I expected it to show a strong relation between smoke and workoutideal (I was expecting chi square to be 0), but a weak relation between smoke and workoutmixed (I was expecting any integer value for chi square here). However, what I observe is the exact opposite. Please see my output below:
mydata = data.frame(smoke = c('no','yes','no','no','yes') workoutideal = c('yes','no','yes','yes','no') workoutmixed = c('no','no','yes','yes','yes') ) table(smoke, workoutideal) workoutideal smoke no yes no 0 3 yes 2 0 table(smoke, workoutmixed) workoutmixed smoke no yes no 1 2 yes 1 1 chisq.test(smoke,workoutideal) Pearson's Chi-squared test with Yates' continuity correction data: smoke and workoutideal X-squared = 1.7014, df = 1, p-value = 0.1921 Warning message: In chisq.test(smoke, workoutideal) : Chi-squared approximation may be incorrect chisq.test(smoke, workoutmixed) Pearson's Chi-squared test with Yates' continuity correction data: smoke and workoutmixed X-squared = 0, df = 1, p-value = 1 Warning message: In chisq.test(smoke, workoutmixed) : Chi-squared approximation may be incorrect
- While deciding whether null hypothesis should be accepted or rejected in R, should I look at the X-squared value and accept null hypothesis if it is less than the critical value for it's degrees of freedom and reject otherwise. OR, should I look the p-value and accept null hypothesis if it is higher than 0.05, the significance level and reject otherwise.
Best Answer
You are confused about the nature of hypothesis testing, test statistics, and p-values.
What you might expect from your "ideal" case is that the p-value would be 0, not that the chi-squared test statistic would be 0. Your test statistic would be very large. (The reason why it isn't very large, and your p-value isn't very low, is just that you have few data.)
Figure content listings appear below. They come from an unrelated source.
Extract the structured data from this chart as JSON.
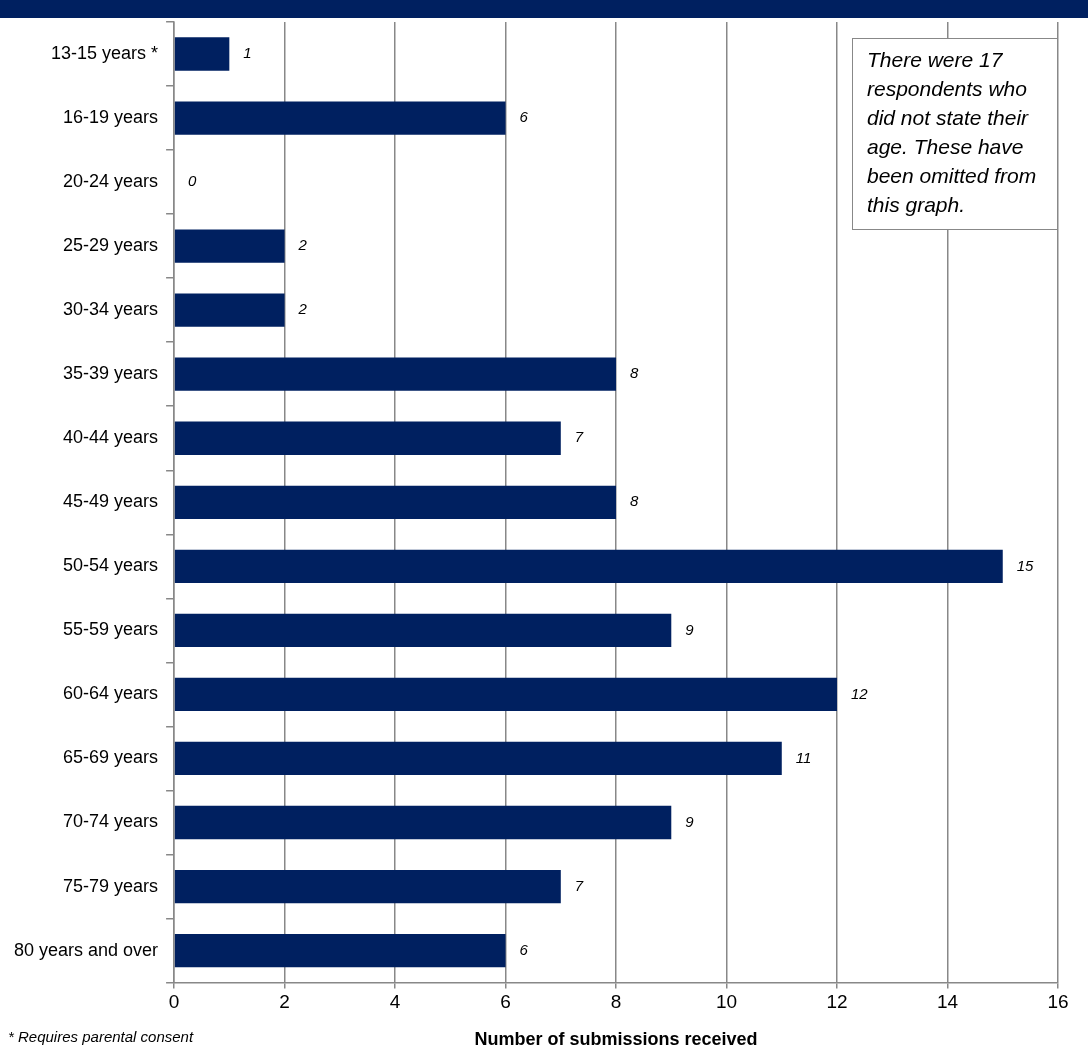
{
  "chart_data": {
    "type": "bar",
    "orientation": "horizontal",
    "categories": [
      "13-15 years *",
      "16-19 years",
      "20-24 years",
      "25-29 years",
      "30-34 years",
      "35-39 years",
      "40-44 years",
      "45-49 years",
      "50-54 years",
      "55-59 years",
      "60-64 years",
      "65-69 years",
      "70-74 years",
      "75-79 years",
      "80 years and over"
    ],
    "values": [
      1,
      6,
      0,
      2,
      2,
      8,
      7,
      8,
      15,
      9,
      12,
      11,
      9,
      7,
      6
    ],
    "color": "#002060",
    "xlim": [
      0,
      16
    ],
    "xticks": [
      0,
      2,
      4,
      6,
      8,
      10,
      12,
      14,
      16
    ],
    "xlabel": "Number of submissions received",
    "grid": "x",
    "legend": false,
    "data_labels": true,
    "annotations": [
      "There were 17 respondents who did not state their age. These have been omitted from this graph.",
      "* Requires parental consent"
    ]
  }
}
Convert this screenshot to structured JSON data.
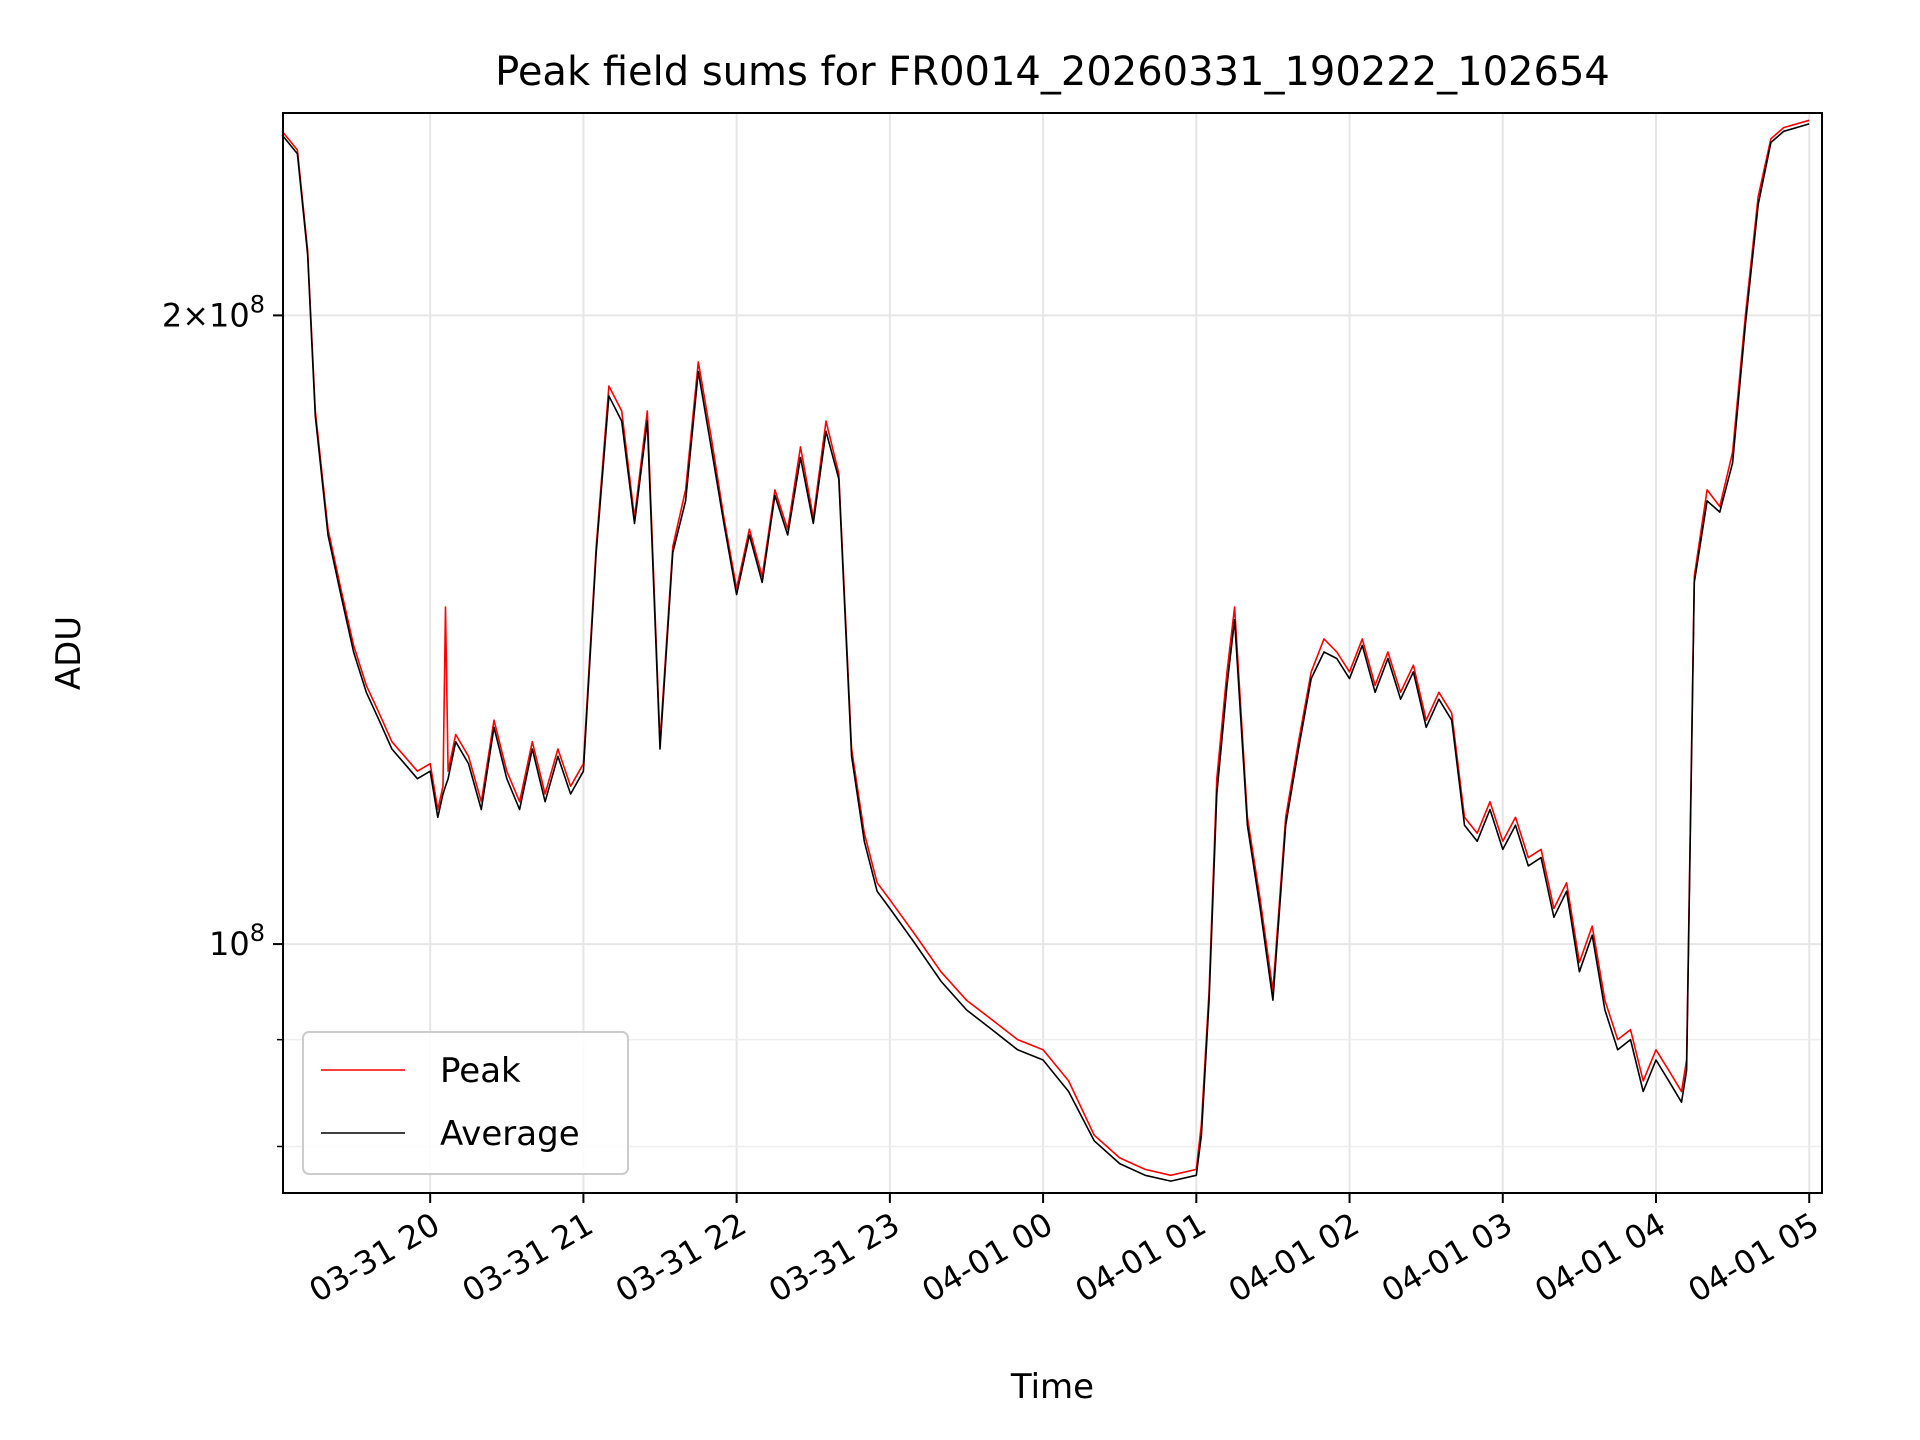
{
  "chart_data": {
    "type": "line",
    "title": "Peak field sums for FR0014_20260331_190222_102654",
    "xlabel": "Time",
    "ylabel": "ADU",
    "yscale": "log",
    "xlim": [
      "2026-03-31 19:02:22",
      "2026-04-01 05:05:00"
    ],
    "ylim": [
      76000000,
      250000000
    ],
    "grid": true,
    "legend_placement": "lower-left",
    "x_ticks": [
      "03-31 20",
      "03-31 21",
      "03-31 22",
      "03-31 23",
      "04-01 00",
      "04-01 01",
      "04-01 02",
      "04-01 03",
      "04-01 04",
      "04-01 05"
    ],
    "y_ticks": [
      {
        "value": 100000000,
        "label": "10^8"
      },
      {
        "value": 200000000,
        "label": "2×10^8"
      }
    ],
    "series": [
      {
        "name": "Peak",
        "color": "#ff0000",
        "points": [
          [
            "03-31 19:02",
            245000000
          ],
          [
            "03-31 19:08",
            240000000
          ],
          [
            "03-31 19:12",
            215000000
          ],
          [
            "03-31 19:15",
            180000000
          ],
          [
            "03-31 19:20",
            158000000
          ],
          [
            "03-31 19:25",
            148000000
          ],
          [
            "03-31 19:30",
            139000000
          ],
          [
            "03-31 19:35",
            133000000
          ],
          [
            "03-31 19:40",
            129000000
          ],
          [
            "03-31 19:45",
            125000000
          ],
          [
            "03-31 19:50",
            123000000
          ],
          [
            "03-31 19:55",
            121000000
          ],
          [
            "03-31 20:00",
            122000000
          ],
          [
            "03-31 20:03",
            116000000
          ],
          [
            "03-31 20:05",
            119000000
          ],
          [
            "03-31 20:06",
            145000000
          ],
          [
            "03-31 20:07",
            121000000
          ],
          [
            "03-31 20:10",
            126000000
          ],
          [
            "03-31 20:15",
            123000000
          ],
          [
            "03-31 20:20",
            117000000
          ],
          [
            "03-31 20:25",
            128000000
          ],
          [
            "03-31 20:30",
            121000000
          ],
          [
            "03-31 20:35",
            117000000
          ],
          [
            "03-31 20:40",
            125000000
          ],
          [
            "03-31 20:45",
            118000000
          ],
          [
            "03-31 20:50",
            124000000
          ],
          [
            "03-31 20:55",
            119000000
          ],
          [
            "03-31 21:00",
            122000000
          ],
          [
            "03-31 21:05",
            155000000
          ],
          [
            "03-31 21:10",
            185000000
          ],
          [
            "03-31 21:15",
            180000000
          ],
          [
            "03-31 21:20",
            160000000
          ],
          [
            "03-31 21:25",
            180000000
          ],
          [
            "03-31 21:30",
            125000000
          ],
          [
            "03-31 21:35",
            155000000
          ],
          [
            "03-31 21:40",
            165000000
          ],
          [
            "03-31 21:45",
            190000000
          ],
          [
            "03-31 21:50",
            175000000
          ],
          [
            "03-31 21:55",
            160000000
          ],
          [
            "03-31 22:00",
            148000000
          ],
          [
            "03-31 22:05",
            158000000
          ],
          [
            "03-31 22:10",
            150000000
          ],
          [
            "03-31 22:15",
            165000000
          ],
          [
            "03-31 22:20",
            158000000
          ],
          [
            "03-31 22:25",
            173000000
          ],
          [
            "03-31 22:30",
            160000000
          ],
          [
            "03-31 22:35",
            178000000
          ],
          [
            "03-31 22:40",
            168000000
          ],
          [
            "03-31 22:45",
            124000000
          ],
          [
            "03-31 22:50",
            113000000
          ],
          [
            "03-31 22:55",
            107000000
          ],
          [
            "03-31 23:00",
            105000000
          ],
          [
            "03-31 23:10",
            101000000
          ],
          [
            "03-31 23:20",
            97000000
          ],
          [
            "03-31 23:30",
            94000000
          ],
          [
            "03-31 23:40",
            92000000
          ],
          [
            "03-31 23:50",
            90000000
          ],
          [
            "04-01 00:00",
            89000000
          ],
          [
            "04-01 00:10",
            86000000
          ],
          [
            "04-01 00:20",
            81000000
          ],
          [
            "04-01 00:30",
            79000000
          ],
          [
            "04-01 00:40",
            78000000
          ],
          [
            "04-01 00:50",
            77500000
          ],
          [
            "04-01 01:00",
            78000000
          ],
          [
            "04-01 01:02",
            82000000
          ],
          [
            "04-01 01:05",
            95000000
          ],
          [
            "04-01 01:08",
            120000000
          ],
          [
            "04-01 01:12",
            135000000
          ],
          [
            "04-01 01:15",
            145000000
          ],
          [
            "04-01 01:20",
            115000000
          ],
          [
            "04-01 01:25",
            105000000
          ],
          [
            "04-01 01:30",
            95000000
          ],
          [
            "04-01 01:35",
            115000000
          ],
          [
            "04-01 01:40",
            125000000
          ],
          [
            "04-01 01:45",
            135000000
          ],
          [
            "04-01 01:50",
            140000000
          ],
          [
            "04-01 01:55",
            138000000
          ],
          [
            "04-01 02:00",
            135000000
          ],
          [
            "04-01 02:05",
            140000000
          ],
          [
            "04-01 02:10",
            133000000
          ],
          [
            "04-01 02:15",
            138000000
          ],
          [
            "04-01 02:20",
            132000000
          ],
          [
            "04-01 02:25",
            136000000
          ],
          [
            "04-01 02:30",
            128000000
          ],
          [
            "04-01 02:35",
            132000000
          ],
          [
            "04-01 02:40",
            129000000
          ],
          [
            "04-01 02:45",
            115000000
          ],
          [
            "04-01 02:50",
            113000000
          ],
          [
            "04-01 02:55",
            117000000
          ],
          [
            "04-01 03:00",
            112000000
          ],
          [
            "04-01 03:05",
            115000000
          ],
          [
            "04-01 03:10",
            110000000
          ],
          [
            "04-01 03:15",
            111000000
          ],
          [
            "04-01 03:20",
            104000000
          ],
          [
            "04-01 03:25",
            107000000
          ],
          [
            "04-01 03:30",
            98000000
          ],
          [
            "04-01 03:35",
            102000000
          ],
          [
            "04-01 03:40",
            94000000
          ],
          [
            "04-01 03:45",
            90000000
          ],
          [
            "04-01 03:50",
            91000000
          ],
          [
            "04-01 03:55",
            86000000
          ],
          [
            "04-01 04:00",
            89000000
          ],
          [
            "04-01 04:05",
            87000000
          ],
          [
            "04-01 04:10",
            85000000
          ],
          [
            "04-01 04:12",
            88000000
          ],
          [
            "04-01 04:15",
            150000000
          ],
          [
            "04-01 04:20",
            165000000
          ],
          [
            "04-01 04:25",
            162000000
          ],
          [
            "04-01 04:30",
            172000000
          ],
          [
            "04-01 04:35",
            200000000
          ],
          [
            "04-01 04:40",
            228000000
          ],
          [
            "04-01 04:45",
            243000000
          ],
          [
            "04-01 04:50",
            246000000
          ],
          [
            "04-01 05:00",
            248000000
          ]
        ]
      },
      {
        "name": "Average",
        "color": "#000000",
        "points": [
          [
            "03-31 19:02",
            244000000
          ],
          [
            "03-31 19:08",
            239000000
          ],
          [
            "03-31 19:12",
            214000000
          ],
          [
            "03-31 19:15",
            179000000
          ],
          [
            "03-31 19:20",
            157000000
          ],
          [
            "03-31 19:25",
            147000000
          ],
          [
            "03-31 19:30",
            138000000
          ],
          [
            "03-31 19:35",
            132000000
          ],
          [
            "03-31 19:40",
            128000000
          ],
          [
            "03-31 19:45",
            124000000
          ],
          [
            "03-31 19:50",
            122000000
          ],
          [
            "03-31 19:55",
            120000000
          ],
          [
            "03-31 20:00",
            121000000
          ],
          [
            "03-31 20:03",
            115000000
          ],
          [
            "03-31 20:05",
            118000000
          ],
          [
            "03-31 20:06",
            119000000
          ],
          [
            "03-31 20:07",
            120000000
          ],
          [
            "03-31 20:10",
            125000000
          ],
          [
            "03-31 20:15",
            122000000
          ],
          [
            "03-31 20:20",
            116000000
          ],
          [
            "03-31 20:25",
            127000000
          ],
          [
            "03-31 20:30",
            120000000
          ],
          [
            "03-31 20:35",
            116000000
          ],
          [
            "03-31 20:40",
            124000000
          ],
          [
            "03-31 20:45",
            117000000
          ],
          [
            "03-31 20:50",
            123000000
          ],
          [
            "03-31 20:55",
            118000000
          ],
          [
            "03-31 21:00",
            121000000
          ],
          [
            "03-31 21:05",
            154000000
          ],
          [
            "03-31 21:10",
            183000000
          ],
          [
            "03-31 21:15",
            178000000
          ],
          [
            "03-31 21:20",
            159000000
          ],
          [
            "03-31 21:25",
            178000000
          ],
          [
            "03-31 21:30",
            124000000
          ],
          [
            "03-31 21:35",
            154000000
          ],
          [
            "03-31 21:40",
            163000000
          ],
          [
            "03-31 21:45",
            188000000
          ],
          [
            "03-31 21:50",
            173000000
          ],
          [
            "03-31 21:55",
            159000000
          ],
          [
            "03-31 22:00",
            147000000
          ],
          [
            "03-31 22:05",
            157000000
          ],
          [
            "03-31 22:10",
            149000000
          ],
          [
            "03-31 22:15",
            164000000
          ],
          [
            "03-31 22:20",
            157000000
          ],
          [
            "03-31 22:25",
            171000000
          ],
          [
            "03-31 22:30",
            159000000
          ],
          [
            "03-31 22:35",
            176000000
          ],
          [
            "03-31 22:40",
            167000000
          ],
          [
            "03-31 22:45",
            123000000
          ],
          [
            "03-31 22:50",
            112000000
          ],
          [
            "03-31 22:55",
            106000000
          ],
          [
            "03-31 23:00",
            104000000
          ],
          [
            "03-31 23:10",
            100000000
          ],
          [
            "03-31 23:20",
            96000000
          ],
          [
            "03-31 23:30",
            93000000
          ],
          [
            "03-31 23:40",
            91000000
          ],
          [
            "03-31 23:50",
            89000000
          ],
          [
            "04-01 00:00",
            88000000
          ],
          [
            "04-01 00:10",
            85000000
          ],
          [
            "04-01 00:20",
            80500000
          ],
          [
            "04-01 00:30",
            78500000
          ],
          [
            "04-01 00:40",
            77500000
          ],
          [
            "04-01 00:50",
            77000000
          ],
          [
            "04-01 01:00",
            77500000
          ],
          [
            "04-01 01:02",
            81000000
          ],
          [
            "04-01 01:05",
            94000000
          ],
          [
            "04-01 01:08",
            118000000
          ],
          [
            "04-01 01:12",
            133000000
          ],
          [
            "04-01 01:15",
            143000000
          ],
          [
            "04-01 01:20",
            114000000
          ],
          [
            "04-01 01:25",
            104000000
          ],
          [
            "04-01 01:30",
            94000000
          ],
          [
            "04-01 01:35",
            114000000
          ],
          [
            "04-01 01:40",
            124000000
          ],
          [
            "04-01 01:45",
            134000000
          ],
          [
            "04-01 01:50",
            138000000
          ],
          [
            "04-01 01:55",
            137000000
          ],
          [
            "04-01 02:00",
            134000000
          ],
          [
            "04-01 02:05",
            139000000
          ],
          [
            "04-01 02:10",
            132000000
          ],
          [
            "04-01 02:15",
            137000000
          ],
          [
            "04-01 02:20",
            131000000
          ],
          [
            "04-01 02:25",
            135000000
          ],
          [
            "04-01 02:30",
            127000000
          ],
          [
            "04-01 02:35",
            131000000
          ],
          [
            "04-01 02:40",
            128000000
          ],
          [
            "04-01 02:45",
            114000000
          ],
          [
            "04-01 02:50",
            112000000
          ],
          [
            "04-01 02:55",
            116000000
          ],
          [
            "04-01 03:00",
            111000000
          ],
          [
            "04-01 03:05",
            114000000
          ],
          [
            "04-01 03:10",
            109000000
          ],
          [
            "04-01 03:15",
            110000000
          ],
          [
            "04-01 03:20",
            103000000
          ],
          [
            "04-01 03:25",
            106000000
          ],
          [
            "04-01 03:30",
            97000000
          ],
          [
            "04-01 03:35",
            101000000
          ],
          [
            "04-01 03:40",
            93000000
          ],
          [
            "04-01 03:45",
            89000000
          ],
          [
            "04-01 03:50",
            90000000
          ],
          [
            "04-01 03:55",
            85000000
          ],
          [
            "04-01 04:00",
            88000000
          ],
          [
            "04-01 04:05",
            86000000
          ],
          [
            "04-01 04:10",
            84000000
          ],
          [
            "04-01 04:12",
            87000000
          ],
          [
            "04-01 04:15",
            149000000
          ],
          [
            "04-01 04:20",
            163000000
          ],
          [
            "04-01 04:25",
            161000000
          ],
          [
            "04-01 04:30",
            170000000
          ],
          [
            "04-01 04:35",
            198000000
          ],
          [
            "04-01 04:40",
            226000000
          ],
          [
            "04-01 04:45",
            242000000
          ],
          [
            "04-01 04:50",
            245000000
          ],
          [
            "04-01 05:00",
            247000000
          ]
        ]
      }
    ]
  }
}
On the other hand, for your "mixed" case, the opposite should be true: That is, the test statistic should be very low, and the p-value should be close to 1. Which we in fact see, low N notwithstanding.
Regarding question 2, using the critical value for the chi-squared test statistic or using whether the p-value is < alpha will always yield the same decision. This is because the critical value corresponds to the spot where the p-value drops below alpha.